SAN JOSE -- An extensive order addressing some issues in the IP-enabled services rulemaking should be ready for FCC consideration at the end of May, Wireline Bureau Chief Jeffrey Carlisle said at the VON Conference “town hall” here with Policy Development Chief Robert Pepper. The order will deal with jurisdiction over and classification of VoIP and “give indications” on VoIP players and regulatory social obligations such as E-911 and disabled access, Carlisle said. He told the audience he hoped the Commission would issue the order in the next several months. But he added that it depended on the FCC’s composition, since Chmn. Powell is leaving this month and Comr. Abernathy is thought likely to depart soon.
The wireless industry urged the FCC to confirm that tower building projects in wetland areas covered by U.S. Army Corps of Engineers permits shouldn’t require environmental assessments (EA) filed at the FCC. They said the FCC had recognized the Corps as the expert agency on environmental impacts in wetland areas; there was no need to submit an EA to the Commission if another federal agency had evaluated relevant environmental impacts. Industry comments came in response to a petition for declaratory ruling filed by Stokes Environmental Services last year (Doc. 05-44).
SAN JOSE -- FCC Chmn. Powell took some bows for protecting advanced services -- but he also credited the VoIP sector and urged it and its financial backers to get more involved in advocacy and education of policy-makers. “Thank you very much for what you've done for America,” Powell told the VON Conference here Tues., in what he called his “swan song” as chmn. But “you won’t be a rock star forever,” he cautioned the industry. “You must take care to work with those things that are of critical importance” to let VoIP flourish.

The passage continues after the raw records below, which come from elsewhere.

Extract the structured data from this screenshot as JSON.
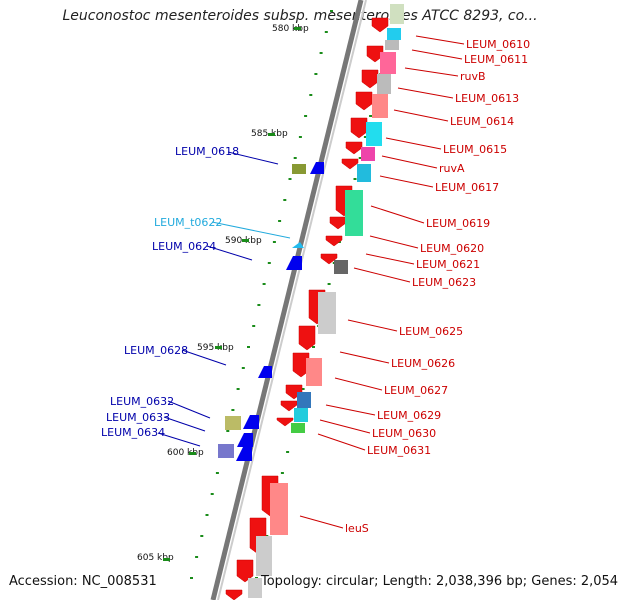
{
  "title": "Leuconostoc mesenteroides subsp. mesenteroides ATCC 8293, co...",
  "footer": {
    "accession": "Accession: NC_008531",
    "topology": "Topology: circular; Length: 2,038,396 bp; Genes: 2,054"
  },
  "colors": {
    "forward_label": "#cc0000",
    "reverse_label": "#0000aa",
    "trna_label": "#22aadd",
    "backbone": "#777777",
    "tick": "#1a8c1a"
  },
  "kbp_marks": [
    "580 kbp",
    "585 kbp",
    "590 kbp",
    "595 kbp",
    "600 kbp",
    "605 kbp"
  ],
  "right_genes": [
    "LEUM_0610",
    "LEUM_0611",
    "ruvB",
    "LEUM_0613",
    "LEUM_0614",
    "LEUM_0615",
    "ruvA",
    "LEUM_0617",
    "LEUM_0619",
    "LEUM_0620",
    "LEUM_0621",
    "LEUM_0623",
    "LEUM_0625",
    "LEUM_0626",
    "LEUM_0627",
    "LEUM_0629",
    "LEUM_0630",
    "LEUM_0631",
    "leuS"
  ],
  "left_genes": [
    "LEUM_0618",
    "LEUM_t0622",
    "LEUM_0624",
    "LEUM_0628",
    "LEUM_0632",
    "LEUM_0633",
    "LEUM_0634"
  ]
}
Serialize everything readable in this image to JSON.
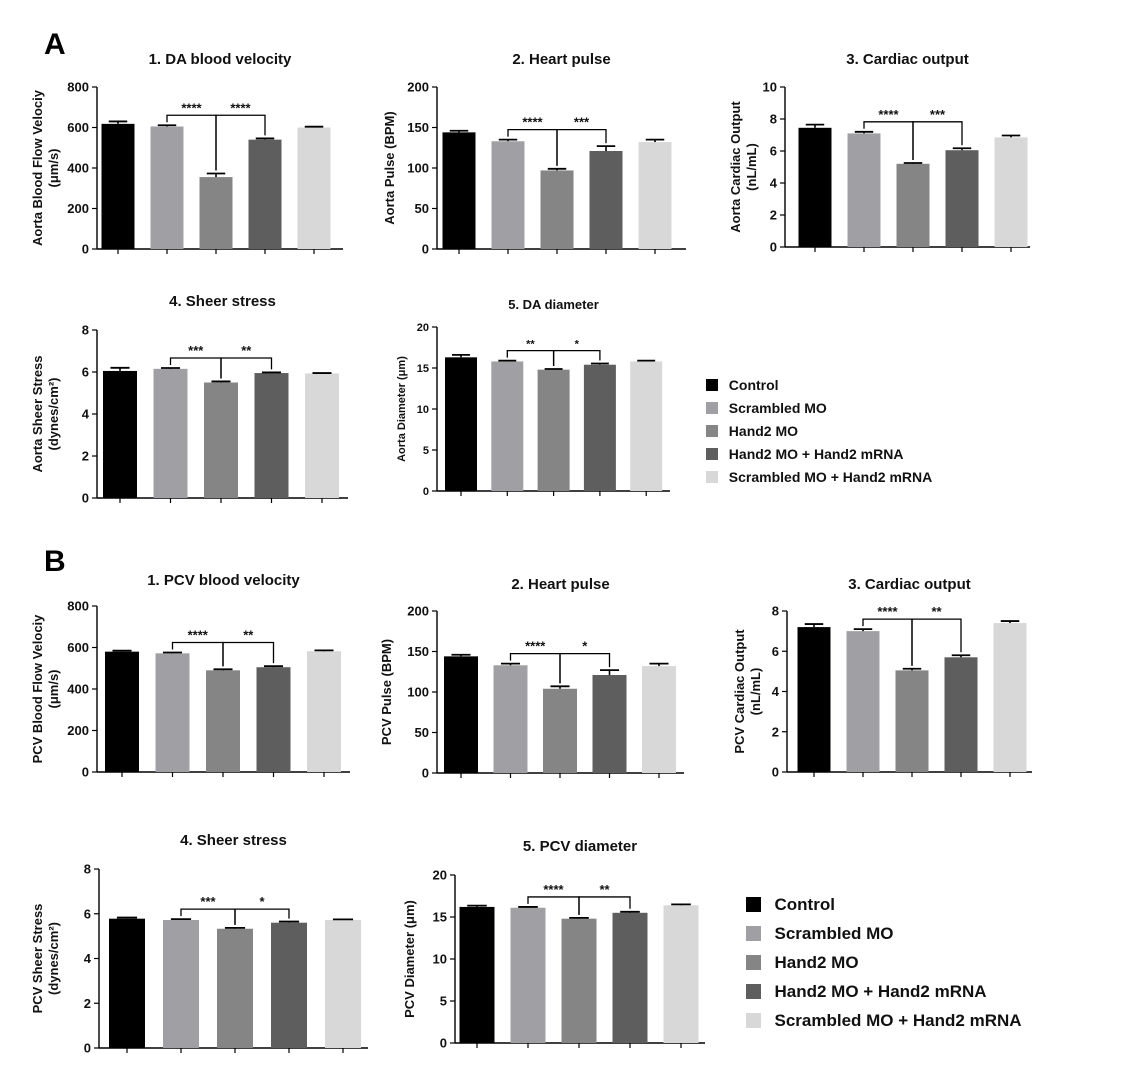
{
  "panels": {
    "a": "A",
    "b": "B"
  },
  "groups": [
    "Control",
    "Scrambled MO",
    "Hand2 MO",
    "Hand2 MO + Hand2 mRNA",
    "Scrambled MO + Hand2 mRNA"
  ],
  "colors": {
    "Control": "#000000",
    "Scrambled MO": "#a0a0a4",
    "Hand2 MO": "#858585",
    "Hand2 MO + Hand2 mRNA": "#5e5e5e",
    "Scrambled MO + Hand2 mRNA": "#d8d8d8"
  },
  "legend_a": [
    "Control",
    "Scrambled MO",
    "Hand2 MO",
    "Hand2 MO + Hand2 mRNA",
    "Scrambled MO + Hand2 mRNA"
  ],
  "legend_b": [
    "Control",
    "Scrambled MO",
    "Hand2 MO",
    "Hand2 MO + Hand2 mRNA",
    "Scrambled MO + Hand2 mRNA"
  ],
  "chart_data": [
    {
      "id": "a1",
      "type": "bar",
      "title": "1. DA blood velocity",
      "ylabel": [
        "Aorta Blood Flow Velociy",
        "(μm/s)"
      ],
      "ylim": [
        0,
        800
      ],
      "yticks": [
        0,
        200,
        400,
        600,
        800
      ],
      "values": [
        618,
        605,
        355,
        540,
        600
      ],
      "errors": [
        12,
        6,
        18,
        6,
        4
      ],
      "significance": [
        {
          "from": 1,
          "to": 2,
          "label": "****"
        },
        {
          "from": 2,
          "to": 3,
          "label": "****"
        }
      ]
    },
    {
      "id": "a2",
      "type": "bar",
      "title": "2. Heart pulse",
      "ylabel": [
        "Aorta Pulse (BPM)"
      ],
      "ylim": [
        0,
        200
      ],
      "yticks": [
        0,
        50,
        100,
        150,
        200
      ],
      "values": [
        144,
        133,
        97,
        121,
        132
      ],
      "errors": [
        2,
        2,
        2,
        6,
        3
      ],
      "significance": [
        {
          "from": 1,
          "to": 2,
          "label": "****"
        },
        {
          "from": 2,
          "to": 3,
          "label": "***"
        }
      ]
    },
    {
      "id": "a3",
      "type": "bar",
      "title": "3. Cardiac output",
      "ylabel": [
        "Aorta Cardiac Output",
        "(nL/mL)"
      ],
      "ylim": [
        0,
        10
      ],
      "yticks": [
        0,
        2,
        4,
        6,
        8,
        10
      ],
      "values": [
        7.45,
        7.1,
        5.2,
        6.05,
        6.85
      ],
      "errors": [
        0.2,
        0.1,
        0.05,
        0.12,
        0.12
      ],
      "significance": [
        {
          "from": 1,
          "to": 2,
          "label": "****"
        },
        {
          "from": 2,
          "to": 3,
          "label": "***"
        }
      ]
    },
    {
      "id": "a4",
      "type": "bar",
      "title": "4.  Sheer stress",
      "ylabel": [
        "Aorta Sheer Stress",
        "(dynes/cm²)"
      ],
      "ylim": [
        0,
        8
      ],
      "yticks": [
        0,
        2,
        4,
        6,
        8
      ],
      "values": [
        6.05,
        6.15,
        5.5,
        5.95,
        5.93
      ],
      "errors": [
        0.15,
        0.04,
        0.05,
        0.03,
        0.02
      ],
      "significance": [
        {
          "from": 1,
          "to": 2,
          "label": "***"
        },
        {
          "from": 2,
          "to": 3,
          "label": "**"
        }
      ]
    },
    {
      "id": "a5",
      "type": "bar",
      "title": "5. DA diameter",
      "ylabel": [
        "Aorta Diameter (μm)"
      ],
      "ylim": [
        0,
        20
      ],
      "yticks": [
        0,
        5,
        10,
        15,
        20
      ],
      "values": [
        16.3,
        15.8,
        14.8,
        15.4,
        15.8
      ],
      "errors": [
        0.3,
        0.1,
        0.08,
        0.15,
        0.1
      ],
      "significance": [
        {
          "from": 1,
          "to": 2,
          "label": "**"
        },
        {
          "from": 2,
          "to": 3,
          "label": "*"
        }
      ]
    },
    {
      "id": "b1",
      "type": "bar",
      "title": "1. PCV blood velocity",
      "ylabel": [
        "PCV Blood Flow Velociy",
        "(μm/s)"
      ],
      "ylim": [
        0,
        800
      ],
      "yticks": [
        0,
        200,
        400,
        600,
        800
      ],
      "values": [
        580,
        572,
        490,
        505,
        582
      ],
      "errors": [
        5,
        4,
        5,
        5,
        4
      ],
      "significance": [
        {
          "from": 1,
          "to": 2,
          "label": "****"
        },
        {
          "from": 2,
          "to": 3,
          "label": "**"
        }
      ]
    },
    {
      "id": "b2",
      "type": "bar",
      "title": "2. Heart pulse",
      "ylabel": [
        "PCV Pulse (BPM)"
      ],
      "ylim": [
        0,
        200
      ],
      "yticks": [
        0,
        50,
        100,
        150,
        200
      ],
      "values": [
        144,
        133,
        104,
        121,
        132
      ],
      "errors": [
        2,
        2,
        3,
        6,
        3
      ],
      "significance": [
        {
          "from": 1,
          "to": 2,
          "label": "****"
        },
        {
          "from": 2,
          "to": 3,
          "label": "*"
        }
      ]
    },
    {
      "id": "b3",
      "type": "bar",
      "title": "3. Cardiac output",
      "ylabel": [
        "PCV Cardiac Output",
        "(nL/mL)"
      ],
      "ylim": [
        0,
        8
      ],
      "yticks": [
        0,
        2,
        4,
        6,
        8
      ],
      "values": [
        7.2,
        7.0,
        5.05,
        5.7,
        7.4
      ],
      "errors": [
        0.15,
        0.1,
        0.08,
        0.1,
        0.1
      ],
      "significance": [
        {
          "from": 1,
          "to": 2,
          "label": "****"
        },
        {
          "from": 2,
          "to": 3,
          "label": "**"
        }
      ]
    },
    {
      "id": "b4",
      "type": "bar",
      "title": "4. Sheer stress",
      "ylabel": [
        "PCV Sheer Stress",
        "(dynes/cm²)"
      ],
      "ylim": [
        0,
        8
      ],
      "yticks": [
        0,
        2,
        4,
        6,
        8
      ],
      "values": [
        5.78,
        5.72,
        5.33,
        5.6,
        5.72
      ],
      "errors": [
        0.05,
        0.04,
        0.04,
        0.05,
        0.03
      ],
      "significance": [
        {
          "from": 1,
          "to": 2,
          "label": "***"
        },
        {
          "from": 2,
          "to": 3,
          "label": "*"
        }
      ]
    },
    {
      "id": "b5",
      "type": "bar",
      "title": "5. PCV diameter",
      "ylabel": [
        "PCV Diameter (μm)"
      ],
      "ylim": [
        0,
        20
      ],
      "yticks": [
        0,
        5,
        10,
        15,
        20
      ],
      "values": [
        16.2,
        16.1,
        14.8,
        15.5,
        16.4
      ],
      "errors": [
        0.15,
        0.1,
        0.1,
        0.12,
        0.1
      ],
      "significance": [
        {
          "from": 1,
          "to": 2,
          "label": "****"
        },
        {
          "from": 2,
          "to": 3,
          "label": "**"
        }
      ]
    }
  ]
}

CTIA Pres. Steve Largent urged FCC Chmn. Powell to deny a petition filed by the National Assn. of State Utility Consumer Advocates (NASUCA). The petition asks the Commission to declare regulatory line items are prohibited unless authorized by govt. “If granted, NASUCA petition would provide consumers less complete and accurate information than is currently available to them,” he wrote in a letter dated March 3: “Consumers benefit from more, not less, information about the services they purchase. The wireless industry’s efforts in developing a Voluntary Consumer Code for Wireless Service are entirely consistent with this principle.”

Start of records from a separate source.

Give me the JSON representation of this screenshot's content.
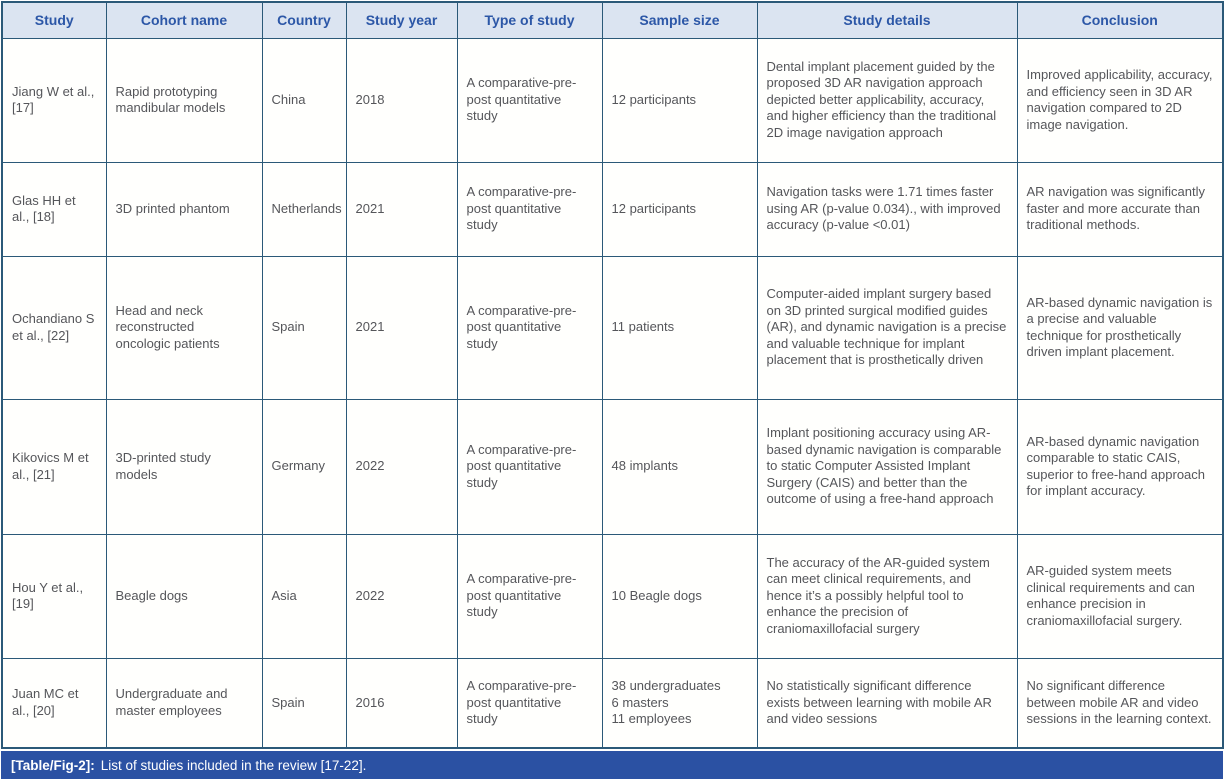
{
  "table": {
    "columns": [
      {
        "key": "study",
        "label": "Study"
      },
      {
        "key": "cohort",
        "label": "Cohort name"
      },
      {
        "key": "country",
        "label": "Country"
      },
      {
        "key": "year",
        "label": "Study year"
      },
      {
        "key": "type",
        "label": "Type of study"
      },
      {
        "key": "sample",
        "label": "Sample size"
      },
      {
        "key": "details",
        "label": "Study details"
      },
      {
        "key": "conclusion",
        "label": "Conclusion"
      }
    ],
    "rows": [
      {
        "study": "Jiang W et al., [17]",
        "cohort": "Rapid prototyping mandibular models",
        "country": "China",
        "year": "2018",
        "type": "A comparative-pre-post quantitative study",
        "sample": "12 participants",
        "details": "Dental implant placement guided by the proposed 3D AR navigation approach depicted better applicability, accuracy, and higher efficiency than the traditional 2D image navigation approach",
        "conclusion": "Improved applicability, accuracy, and efficiency seen in 3D AR navigation compared to 2D image navigation."
      },
      {
        "study": "Glas HH et al., [18]",
        "cohort": "3D printed phantom",
        "country": "Netherlands",
        "year": "2021",
        "type": "A comparative-pre-post quantitative study",
        "sample": "12 participants",
        "details": "Navigation tasks were 1.71 times faster using AR (p-value 0.034)., with improved accuracy (p-value <0.01)",
        "conclusion": "AR navigation was significantly faster and more accurate than traditional methods."
      },
      {
        "study": "Ochandiano S et al., [22]",
        "cohort": "Head and neck reconstructed oncologic patients",
        "country": "Spain",
        "year": "2021",
        "type": "A comparative-pre-post quantitative study",
        "sample": "11 patients",
        "details": "Computer-aided implant surgery based on 3D printed surgical modified guides (AR), and dynamic navigation is a precise and valuable technique for implant placement that is prosthetically driven",
        "conclusion": "AR-based dynamic navigation is a precise and valuable technique for prosthetically driven implant placement."
      },
      {
        "study": "Kikovics M et al., [21]",
        "cohort": "3D-printed study models",
        "country": "Germany",
        "year": "2022",
        "type": "A comparative-pre-post quantitative study",
        "sample": "48 implants",
        "details": "Implant positioning accuracy using AR-based dynamic navigation is comparable to static Computer Assisted Implant Surgery (CAIS) and better than the outcome of using a free-hand approach",
        "conclusion": "AR-based dynamic navigation comparable to static CAIS, superior to free-hand approach for implant accuracy."
      },
      {
        "study": "Hou Y et al., [19]",
        "cohort": "Beagle dogs",
        "country": "Asia",
        "year": "2022",
        "type": "A comparative-pre-post quantitative study",
        "sample": "10 Beagle dogs",
        "details": "The accuracy of the AR-guided system can meet clinical requirements, and hence it’s a possibly helpful tool to enhance the precision of craniomaxillofacial surgery",
        "conclusion": "AR-guided system meets clinical requirements and can enhance precision in craniomaxillofacial surgery."
      },
      {
        "study": "Juan MC et al., [20]",
        "cohort": "Undergraduate and master employees",
        "country": "Spain",
        "year": "2016",
        "type": "A comparative-pre-post quantitative study",
        "sample": "38 undergraduates\n6 masters\n11 employees",
        "details": "No statistically significant difference exists between learning with mobile AR and video sessions",
        "conclusion": "No significant difference between mobile AR and video sessions in the learning context."
      }
    ],
    "caption_label": "[Table/Fig-2]:",
    "caption_text": "List of studies included in the review [17-22]."
  },
  "colors": {
    "border": "#2b5978",
    "header_bg": "#dbe4f1",
    "header_text": "#2c57a7",
    "body_text": "#55565a",
    "caption_bg": "#2b51a3",
    "caption_text": "#ffffff"
  }
}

The federal govt.’s firm commitment to broadband over power line (BPL) is demonstrated by the “unprecedented” attendance of 2 key officials at the FCC meeting at which rules for the technology were approved, said Bruce Franca, deputy chief of the Commission’s Office of Engineering & Technology. Franca said having NTIA Administrator Michael Gallagher and Federal Energy Regulatory Commission members at the meeting was a strong statement. Franca said the FCC worked especially closely with Gallagher, and when it got him on board “we really did take that to heart… That is not NTIA’s traditional position on Part 15 devices.” That agency rarely “finds a Part 15 device they like,” Franca told an FCBA BPL seminar last week in San Francisco. All in all, “We're in pretty good company with our enthusiasm for BPL.”